Table of Contents
If you have any comments, questions, or general-purpose harassment you would like give us about this book, then please use the comment form at the bottom of each page! We promise that we will try to incorporate any feedback you give (minus the profanity, of course), will respond to your questions, and credit you appropriately. I certainly hope that readers have not made the cheap joke that this is the first chapter with even a bit of content!
Although Nuxeo EP 5 is described as an "Enterprise Content Management system," none of our lessons to this point have dealt at all with the content of documents!
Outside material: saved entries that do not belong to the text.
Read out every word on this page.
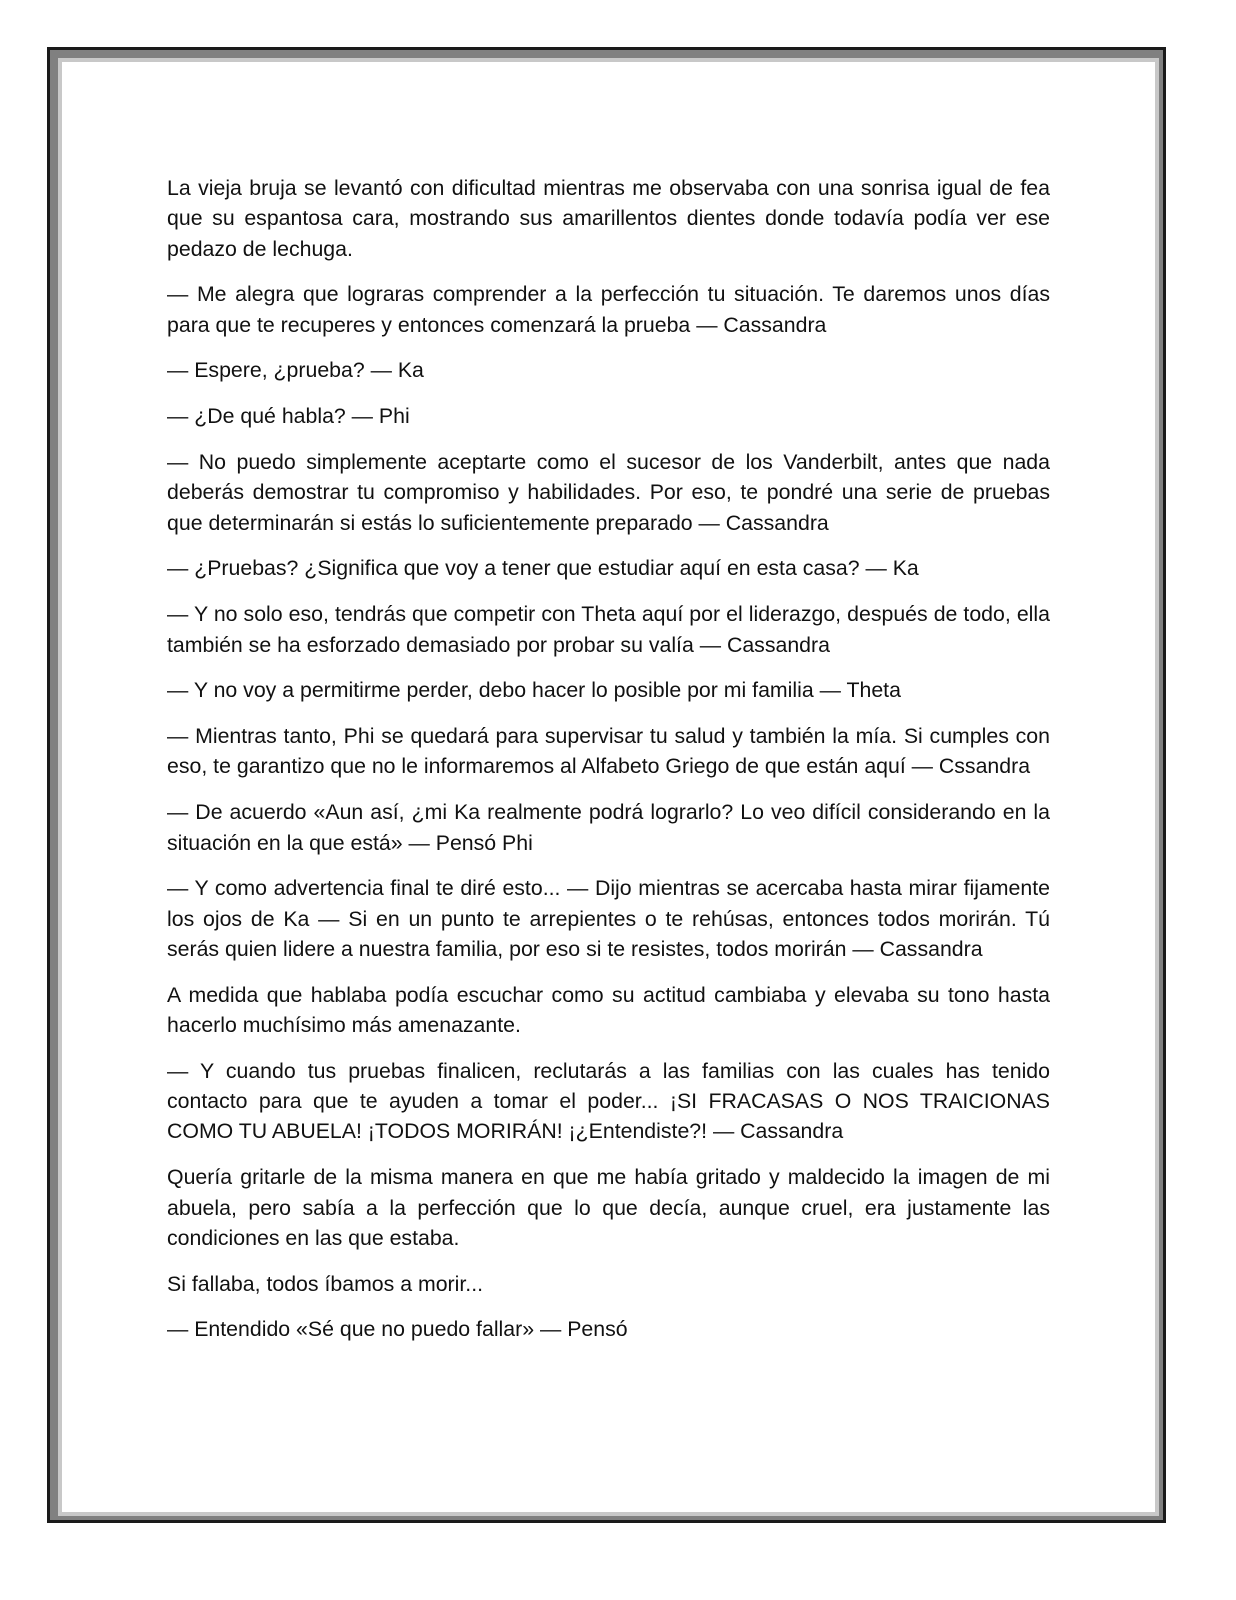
La vieja bruja se levantó con dificultad mientras me observaba con una sonrisa igual de fea que su espantosa cara, mostrando sus amarillentos dientes donde todavía podía ver ese pedazo de lechuga.

— Me alegra que lograras comprender a la perfección tu situación. Te daremos unos días para que te recuperes y entonces comenzará la prueba — Cassandra

— Espere, ¿prueba? — Ka

— ¿De qué habla? — Phi

— No puedo simplemente aceptarte como el sucesor de los Vanderbilt, antes que nada deberás demostrar tu compromiso y habilidades. Por eso, te pondré una serie de pruebas que determinarán si estás lo suficientemente preparado — Cassandra

— ¿Pruebas? ¿Significa que voy a tener que estudiar aquí en esta casa? — Ka

— Y no solo eso, tendrás que competir con Theta aquí por el liderazgo, después de todo, ella también se ha esforzado demasiado por probar su valía — Cassandra

— Y no voy a permitirme perder, debo hacer lo posible por mi familia — Theta

— Mientras tanto, Phi se quedará para supervisar tu salud y también la mía. Si cumples con eso, te garantizo que no le informaremos al Alfabeto Griego de que están aquí — Cssandra

— De acuerdo «Aun así, ¿mi Ka realmente podrá lograrlo? Lo veo difícil considerando en la situación en la que está» — Pensó Phi

— Y como advertencia final te diré esto... — Dijo mientras se acercaba hasta mirar fijamente los ojos de Ka — Si en un punto te arrepientes o te rehúsas, entonces todos morirán. Tú serás quien lidere a nuestra familia, por eso si te resistes, todos morirán — Cassandra

A medida que hablaba podía escuchar como su actitud cambiaba y elevaba su tono hasta hacerlo muchísimo más amenazante.

— Y cuando tus pruebas finalicen, reclutarás a las familias con las cuales has tenido contacto para que te ayuden a tomar el poder... ¡SI FRACASAS O NOS TRAICIONAS COMO TU ABUELA! ¡TODOS MORIRÁN! ¡¿Entendiste?! — Cassandra

Quería gritarle de la misma manera en que me había gritado y maldecido la imagen de mi abuela, pero sabía a la perfección que lo que decía, aunque cruel, era justamente las condiciones en las que estaba.

Si fallaba, todos íbamos a morir...

— Entendido «Sé que no puedo fallar» — Pensó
We have showed you how to create a new document type, associated schemas with it, handle events, access control, etc. and not discussed at all how to read even one byte of content! Why? There are two reasons. The first, and probably less important, reason we have favored discussing properties rather than content is that most developers are familiar with the reading of bytes and manipulating them programmatically from a typical filesystem. Thus, the features of Nuxeo that involving manipulating a document's meta-data and presentation were likely to be more interesting to the reader. The second, and probably more important reason, we have favored discussing Nuxeo's property features over content is simple: content is a property.
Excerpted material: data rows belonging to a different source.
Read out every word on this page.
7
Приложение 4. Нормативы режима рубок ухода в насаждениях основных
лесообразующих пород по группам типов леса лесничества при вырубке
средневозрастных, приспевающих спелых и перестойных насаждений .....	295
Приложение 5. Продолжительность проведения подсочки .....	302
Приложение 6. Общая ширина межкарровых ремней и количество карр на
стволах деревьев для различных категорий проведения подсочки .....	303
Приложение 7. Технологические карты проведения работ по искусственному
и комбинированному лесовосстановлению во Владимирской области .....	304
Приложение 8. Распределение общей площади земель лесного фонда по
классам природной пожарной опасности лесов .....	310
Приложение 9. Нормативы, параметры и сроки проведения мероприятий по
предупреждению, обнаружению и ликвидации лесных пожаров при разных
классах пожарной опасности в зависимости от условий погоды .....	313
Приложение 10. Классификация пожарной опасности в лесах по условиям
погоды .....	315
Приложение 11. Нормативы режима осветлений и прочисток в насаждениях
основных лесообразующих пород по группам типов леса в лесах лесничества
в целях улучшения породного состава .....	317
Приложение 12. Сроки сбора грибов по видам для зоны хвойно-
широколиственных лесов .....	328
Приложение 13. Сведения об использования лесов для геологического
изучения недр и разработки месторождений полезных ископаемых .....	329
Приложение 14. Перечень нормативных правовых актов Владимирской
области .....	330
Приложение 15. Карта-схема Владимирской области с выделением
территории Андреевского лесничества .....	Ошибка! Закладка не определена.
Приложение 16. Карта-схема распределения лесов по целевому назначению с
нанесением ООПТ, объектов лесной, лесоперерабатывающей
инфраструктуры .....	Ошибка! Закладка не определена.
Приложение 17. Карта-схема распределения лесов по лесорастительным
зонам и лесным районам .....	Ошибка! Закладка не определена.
One of the supplied schemas in Nuxeo is file. This schema has one property defined on it, the filename property. This is used, by convention, to store the filename of a file that has been imported into Nuxeo. The Nuxeo web UI follows this convention anytime you have the opportunity to "upload" a file. If you were to write a program that does a bulk import of files into Nuxeo you should follow this convention too, for example. Also by convention there is a property file:content that holds the bytes of a file that has been imported into Nuxeo. This is how "content" gets turned into a property. There is no rule that says that content must be stored on this property, but if you follow this convention your documents will work nicely with the web UI of Nuxeo. Finally, it should be clear by now that you may have multiple properties with "the content" on a Nuxeo document. There is no notion of a distinguished property that always has "the sole content" of a document. You might, for example, have a document that has multiple translations and the content of them living on properties like version_english and version_française.
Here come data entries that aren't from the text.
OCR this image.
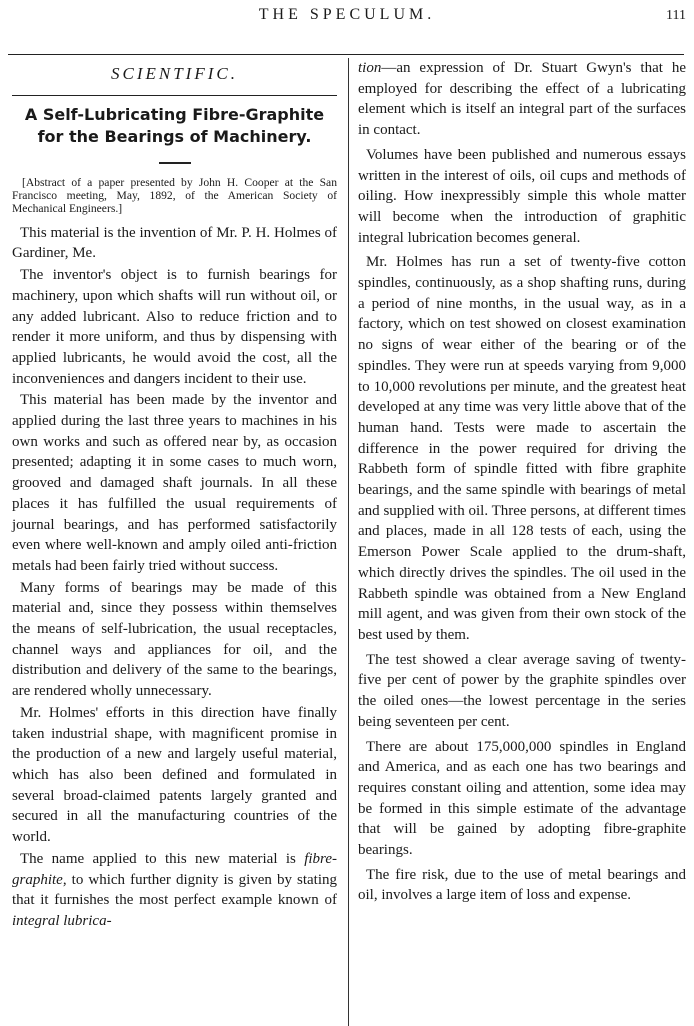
THE SPECULUM.	111
SCIENTIFIC.
A Self-Lubricating Fibre-Graphite for the Bearings of Machinery.
[Abstract of a paper presented by John H. Cooper at the San Francisco meeting, May, 1892, of the American Society of Mechanical Engineers.]

This material is the invention of Mr. P. H. Holmes of Gardiner, Me.

The inventor's object is to furnish bearings for machinery, upon which shafts will run without oil, or any added lubricant. Also to reduce friction and to render it more uniform, and thus by dispensing with applied lubricants, he would avoid the cost, all the inconveniences and dangers incident to their use.

This material has been made by the inventor and applied during the last three years to machines in his own works and such as offered near by, as occasion presented; adapting it in some cases to much worn, grooved and damaged shaft journals. In all these places it has fulfilled the usual requirements of journal bearings, and has performed satisfactorily even where well-known and amply oiled anti-friction metals had been fairly tried without success.

Many forms of bearings may be made of this material and, since they possess within themselves the means of self-lubrication, the usual receptacles, channel ways and appliances for oil, and the distribution and delivery of the same to the bearings, are rendered wholly unnecessary.

Mr. Holmes' efforts in this direction have finally taken industrial shape, with magnificent promise in the production of a new and largely useful material, which has also been defined and formulated in several broad-claimed patents largely granted and secured in all the manufacturing countries of the world.

The name applied to this new material is fibre-graphite, to which further dignity is given by stating that it furnishes the most perfect example known of integral lubrica-

tion—an expression of Dr. Stuart Gwyn's that he employed for describing the effect of a lubricating element which is itself an integral part of the surfaces in contact.

Volumes have been published and numerous essays written in the interest of oils, oil cups and methods of oiling. How inexpressibly simple this whole matter will become when the introduction of graphitic integral lubrication becomes general.

Mr. Holmes has run a set of twenty-five cotton spindles, continuously, as a shop shafting runs, during a period of nine months, in the usual way, as in a factory, which on test showed on closest examination no signs of wear either of the bearing or of the spindles. They were run at speeds varying from 9,000 to 10,000 revolutions per minute, and the greatest heat developed at any time was very little above that of the human hand. Tests were made to ascertain the difference in the power required for driving the Rabbeth form of spindle fitted with fibre graphite bearings, and the same spindle with bearings of metal and supplied with oil. Three persons, at different times and places, made in all 128 tests of each, using the Emerson Power Scale applied to the drum-shaft, which directly drives the spindles. The oil used in the Rabbeth spindle was obtained from a New England mill agent, and was given from their own stock of the best used by them.

The test showed a clear average saving of twenty-five per cent of power by the graphite spindles over the oiled ones—the lowest percentage in the series being seventeen per cent.

There are about 175,000,000 spindles in England and America, and as each one has two bearings and requires constant oiling and attention, some idea may be formed in this simple estimate of the advantage that will be gained by adopting fibre-graphite bearings.

The fire risk, due to the use of metal bearings and oil, involves a large item of loss and expense.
The type of the data stored in a property in Nuxeo is a Blob. A Blob represents a large collection of unstructured bytes, so it fits the idea of content well. Blobs are used in Nuxeo to allow Nuxeo's infrastructure a place to introduce various types of optimizations. The number and complexity of these is beyond the scope of this book, but a couple of examples may be helpful. If you have a large amount of content Nuxeo will not load the content from the Blob until it is actually needed (fetched via an InputStream) even if you read the property's "value." Another example is that if your Nuxeo installation is configured to have multiple servers with the web front-end on one server and the content repository on another, Nuxeo will use a Blob that understands how to fetch data efficiently to the front-end from the back-end. All of this is hidden from you as an application developer; you simply manipulate Blob objects.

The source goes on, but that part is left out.